The basic idea is you need to account for the following things:
- Overhead per byte
- This depends a bit on the size of your keys and values, but should be somewhat less than 2x for sufficiently sized key-value pairs. For small pairs, it may be higher. I don’t have an exact formula for you right now, but let’s use 1.7x as an example. You can probably determine a more accurate number for your data empirically, but note that the b-tree tends to be more efficient right after inserting data and uses a bit more space as it settles in and undergoes mutations.
- Replication
- 1x for single, 2x for double, 3x for triple
- Over-provisioning
- The documentation mentions that some SSDs benefit performance-wise from not being completely full.
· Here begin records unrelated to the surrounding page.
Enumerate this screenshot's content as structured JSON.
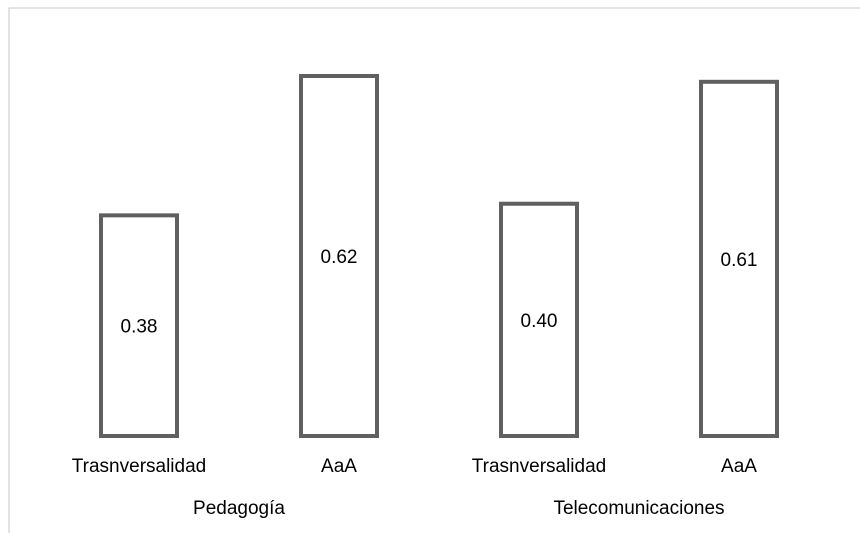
{
  "chart_data": {
    "type": "bar",
    "groups": [
      {
        "name": "Pedagogía",
        "categories": [
          "Trasnversalidad",
          "AaA"
        ],
        "values": [
          0.38,
          0.62
        ]
      },
      {
        "name": "Telecomunicaciones",
        "categories": [
          "Trasnversalidad",
          "AaA"
        ],
        "values": [
          0.4,
          0.61
        ]
      }
    ],
    "data_labels": [
      "0.38",
      "0.62",
      "0.40",
      "0.61"
    ],
    "title": "",
    "xlabel": "",
    "ylabel": "",
    "ylim": [
      0,
      0.7
    ],
    "grid": false,
    "legend": "none",
    "bar_fill": "#ffffff",
    "bar_stroke": "#606060"
  }
}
It’s also advisable to leave some extra space around to be able to tolerate a machine failing (all of the data from that machine would be replicated to other machines). If we wanted to keep the disks less than 2/3 full, for example, then we’d choose 1.5x.
To get the total amount of disk capacity we’d need to account for all that, we’d multiply the different overheads. So for a single-replicated cluster, we’d want our disk capacity factor to be 1.7 * 1.5 = 2.55x, or 255GB for 100GB of data. For double replication, that would be 1.7 * 2 * 1.5 = 5.1x (510GB), and for triple you’d have 1.7 * 3 * 1.5 = 7.65x (765 GB).